「魔法にかけられた人は至福の愛に触れられる」ライフ・イットセルフ 未来に続く物語 琥珀さんの映画レビュー(感想・評価)
魔法にかけられた人は至福の愛に触れられる
一種の群像劇で、5章立てで構成されています。
そして、冒頭第1章から、好きな人にとっては、堪らないんだろうなぁ、という要素で見事に監督の術中にハマります。
❶オスカー・アイザックとオリヴィア・ワイルド演じる恋人同士の二人は、『パルプ・フィクション』が大好きで、劇中のパーティーでトラボルタとサーマンに扮し、注射で蘇るシーンまで再現されます。パーティー参加者もみんな、その映画(シーン)に興奮します。まるで一般教養のようにタランティーノ映画を知っている仲間たちという状況だけで嬉しくなります。その上、サミュエル・L・ジャクソンのナレーションとカメオ出演‼️
❷第1章のウィル(アイザック)はアビー(ワイルド)のことが、もう好きで好きでたまらない。一目惚れの瞬間の情熱が尚一層高まることはあっても冷めること無く、結婚、妊娠、あの事故の後までも続きます。お互いを見つめ合う距離が鑑賞者にも伝わるよう、顔面どアップでの会話が続くのですがこの2人の美形と表情が観ている側にもバーチャルリアリティのように刷り込まれ、ここで感情移入の魔法が発動。

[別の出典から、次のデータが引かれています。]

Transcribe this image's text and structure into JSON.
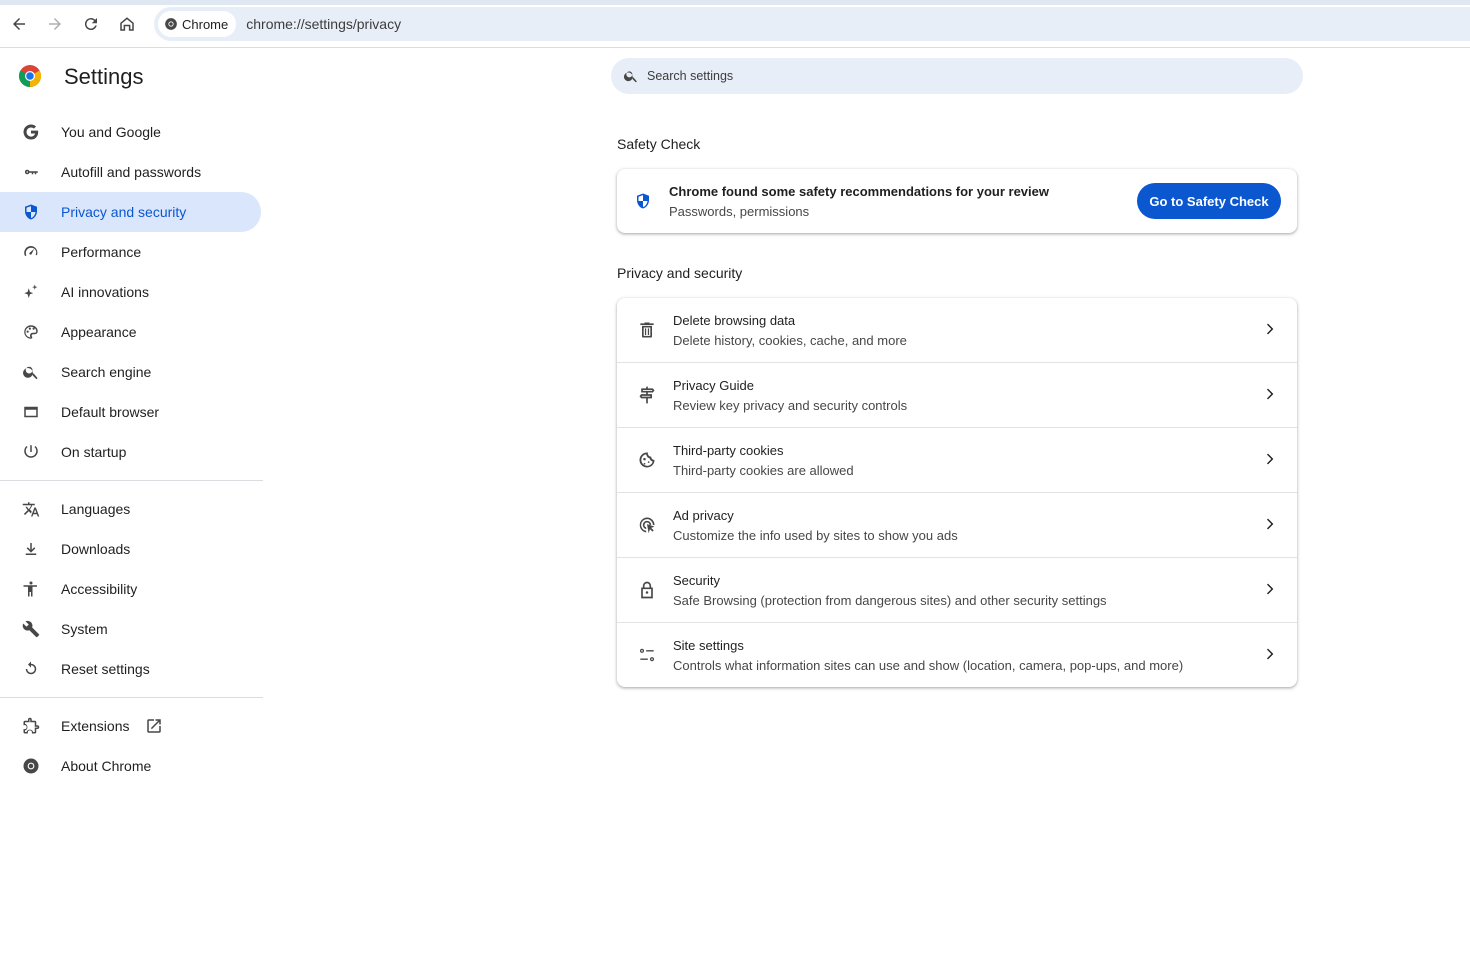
{
  "browser": {
    "chip_label": "Chrome",
    "url": "chrome://settings/privacy"
  },
  "header": {
    "title": "Settings",
    "search_placeholder": "Search settings"
  },
  "sidebar": {
    "group1": [
      {
        "label": "You and Google",
        "icon": "google-g-icon"
      },
      {
        "label": "Autofill and passwords",
        "icon": "key-icon"
      },
      {
        "label": "Privacy and security",
        "icon": "shield-icon",
        "active": true
      },
      {
        "label": "Performance",
        "icon": "speedometer-icon"
      },
      {
        "label": "AI innovations",
        "icon": "sparkle-icon"
      },
      {
        "label": "Appearance",
        "icon": "palette-icon"
      },
      {
        "label": "Search engine",
        "icon": "search-icon"
      },
      {
        "label": "Default browser",
        "icon": "browser-window-icon"
      },
      {
        "label": "On startup",
        "icon": "power-icon"
      }
    ],
    "group2": [
      {
        "label": "Languages",
        "icon": "translate-icon"
      },
      {
        "label": "Downloads",
        "icon": "download-icon"
      },
      {
        "label": "Accessibility",
        "icon": "accessibility-icon"
      },
      {
        "label": "System",
        "icon": "wrench-icon"
      },
      {
        "label": "Reset settings",
        "icon": "reset-icon"
      }
    ],
    "group3": [
      {
        "label": "Extensions",
        "icon": "puzzle-icon"
      },
      {
        "label": "About Chrome",
        "icon": "chrome-icon"
      }
    ]
  },
  "safety_check": {
    "section_title": "Safety Check",
    "title": "Chrome found some safety recommendations for your review",
    "subtitle": "Passwords, permissions",
    "button_label": "Go to Safety Check"
  },
  "privacy": {
    "section_title": "Privacy and security",
    "rows": [
      {
        "title": "Delete browsing data",
        "subtitle": "Delete history, cookies, cache, and more",
        "icon": "trash-icon"
      },
      {
        "title": "Privacy Guide",
        "subtitle": "Review key privacy and security controls",
        "icon": "signpost-icon"
      },
      {
        "title": "Third-party cookies",
        "subtitle": "Third-party cookies are allowed",
        "icon": "cookie-icon"
      },
      {
        "title": "Ad privacy",
        "subtitle": "Customize the info used by sites to show you ads",
        "icon": "ad-privacy-icon"
      },
      {
        "title": "Security",
        "subtitle": "Safe Browsing (protection from dangerous sites) and other security settings",
        "icon": "lock-icon"
      },
      {
        "title": "Site settings",
        "subtitle": "Controls what information sites can use and show (location, camera, pop-ups, and more)",
        "icon": "tune-icon"
      }
    ]
  },
  "colors": {
    "accent": "#0b57d0",
    "active_bg": "#d9e6fb",
    "omnibox_bg": "#e8eef8"
  }
}
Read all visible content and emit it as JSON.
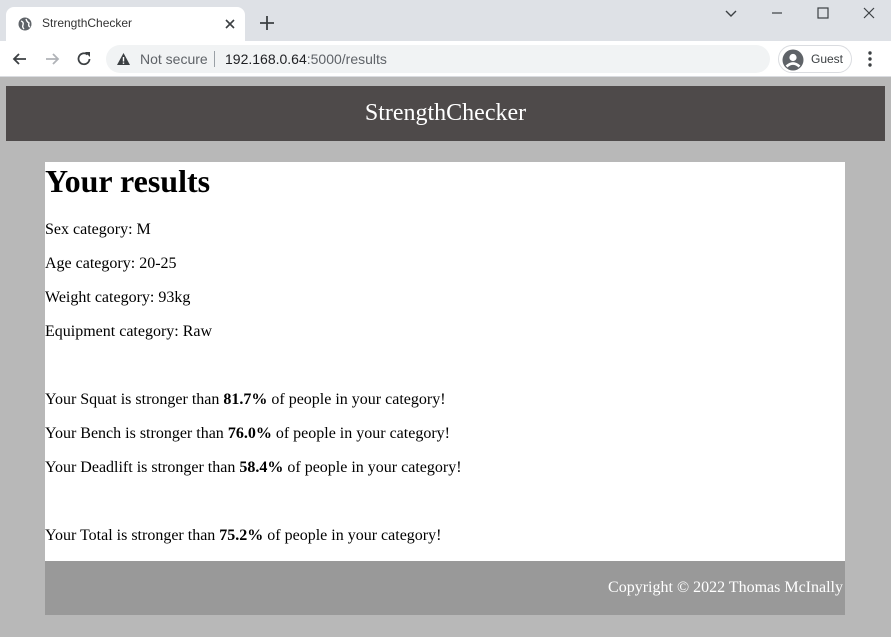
{
  "browser": {
    "tab_title": "StrengthChecker",
    "security_label": "Not secure",
    "url_host": "192.168.0.64",
    "url_path": ":5000/results",
    "profile_label": "Guest"
  },
  "site": {
    "header_title": "StrengthChecker"
  },
  "results": {
    "heading": "Your results",
    "sex_label": "Sex category: ",
    "sex_value": "M",
    "age_label": "Age category: ",
    "age_value": "20-25",
    "weight_label": "Weight category: ",
    "weight_value": "93kg",
    "equipment_label": "Equipment category: ",
    "equipment_value": "Raw",
    "squat_prefix": "Your Squat is stronger than ",
    "squat_pct": "81.7%",
    "bench_prefix": "Your Bench is stronger than ",
    "bench_pct": "76.0%",
    "deadlift_prefix": "Your Deadlift is stronger than ",
    "deadlift_pct": "58.4%",
    "total_prefix": "Your Total is stronger than ",
    "total_pct": "75.2%",
    "suffix": " of people in your category!"
  },
  "footer": {
    "copyright": "Copyright © 2022 Thomas McInally"
  }
}
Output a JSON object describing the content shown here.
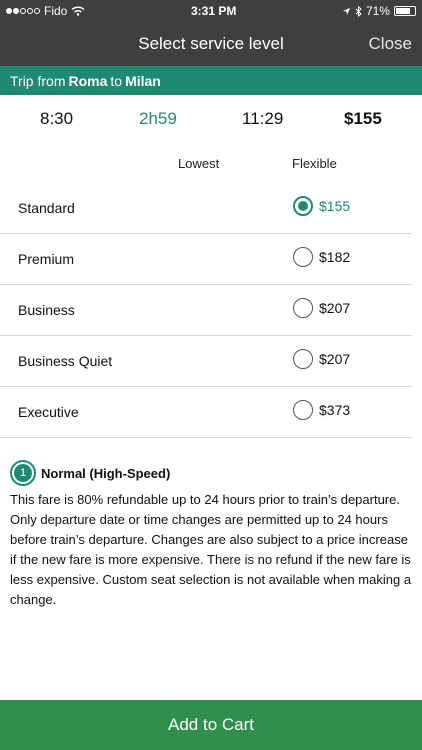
{
  "status_bar": {
    "carrier": "Fido",
    "time": "3:31 PM",
    "battery": "71%"
  },
  "nav": {
    "title": "Select service level",
    "close_label": "Close"
  },
  "trip": {
    "prefix": "Trip from",
    "origin": "Roma",
    "connector": "to",
    "destination": "Milan"
  },
  "summary": {
    "departure": "8:30",
    "duration": "2h59",
    "arrival": "11:29",
    "price": "$155"
  },
  "columns": {
    "lowest": "Lowest",
    "flexible": "Flexible"
  },
  "fares": [
    {
      "name": "Standard",
      "price": "$155",
      "selected": true
    },
    {
      "name": "Premium",
      "price": "$182",
      "selected": false
    },
    {
      "name": "Business",
      "price": "$207",
      "selected": false
    },
    {
      "name": "Business Quiet",
      "price": "$207",
      "selected": false
    },
    {
      "name": "Executive",
      "price": "$373",
      "selected": false
    }
  ],
  "info": {
    "badge": "1",
    "title": "Normal (High-Speed)",
    "text": "This fare is 80% refundable up to 24 hours prior to train’s departure. Only departure date or time changes are permitted up to 24 hours before train’s departure. Changes are also subject to a price increase if the new fare is more expensive. There is no refund if the new fare is less expensive. Custom seat selection is not available when making a change."
  },
  "cart": {
    "label": "Add to Cart"
  },
  "colors": {
    "accent": "#1f8a72",
    "cart_button": "#2f8f4d",
    "header": "#3f3f3f"
  }
}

第2章以降もこの2人のことが自分の中の記憶のように脳の記憶装置である海馬に留まり続けます。
❸そして、ボブ・ディランが好きな方(私は意識的に聴いたことがなかったので、鑑賞後、山野楽器でベスト盤購入、それを聴きながらこれを書いてます)がどう受け止めるのかは分かりませんが、アビーはディラン大好き女子で、アルバム『タイム・アウト・オブ・マインド』とディランの復活と楽曲のひとつ『メイク・ユー・フィール・マイ・ラブ』について、どアップの恋人目線で語るのです。既に魔法に落ちてる私は恋人の言うことを理解するために、当然のようにアルバムを聴こうとして探したのですが、ベスト盤しか在庫が無く、その曲が収められているものを買った、という次第。
ディランそのものが、劇中でアビー(オリヴィア・ワイルド)語るところの〝信頼できない語り手〟として効いてくるのですね。最初はナレーションを務めたサミュエルのことかな、と簡単に騙されていましたが、第2章以降の展開で明かされていきます。
〝信頼できない語り手〟については、学生時代のアビー(オリヴィア・ワイルド)が卒論のテーマとして哲学的・文学的な論考のひとつとして提示されます。
哲学といっても何となく分かったつもりという程度で十分です(私はそうでした)。映画を楽しむうえでは影響ありませんのでご心配なく。
以降の各章に登場する人達も実に魅力的です。
スペイン編もそれだけで重厚なドラマになっています。
誰にも媚びない、それでいて気負いもなく、淡々と自分の人生を全うする潔さ(ゴンザレス)。
人を愛するために生まれてきたとしか思えない、それでいて綺麗事とか嘘っぽさのようないかがわしさを微塵も感じさせない女神のような田舎娘(イザベル)。
強欲な父から相続した遺産で、まるで罪滅ぼしのように慈愛の人として振る舞う孤独で愛に飢えたオリーブ農園の経営者(サチオーネ)。
『ラブアクチュアリー』とか『アイネクライネナハトムジーク』のようにそれぞれの物語が〝愛〟で繋がり最後は……、などと書くとありきたりな、二番煎じみたいな作品と誤解されそうですが、第1章で魔法にかかった人にとっては、いくつもの愛に包まれる珠玉の2時間を味わえる作品だと思います。
ファミリー・ツリーの起点となるウィルとアビー(アイザックとワイルド)、ディランの音楽。
(起点、と書いちゃいましたが、ウィルとアビーの両親も外すことのできない魅力的な人たちです。)
それらとともに、色々な思いがジワリと心に沁みてきて、エンドロールを迎える頃には、頰に涙の川が何本もできていました。
私が今作を鑑賞した劇場では、第一幕の途中からすすり泣きが響いていました。(私が一番煩かったかもしれません・・。)
あの数々のシーンにディランの曲を被せてくるのは反則技であると思います・・。
久しぶりに僥倖感を深く感じる事が出来る作品(魔法にかけられる作品)でしたね。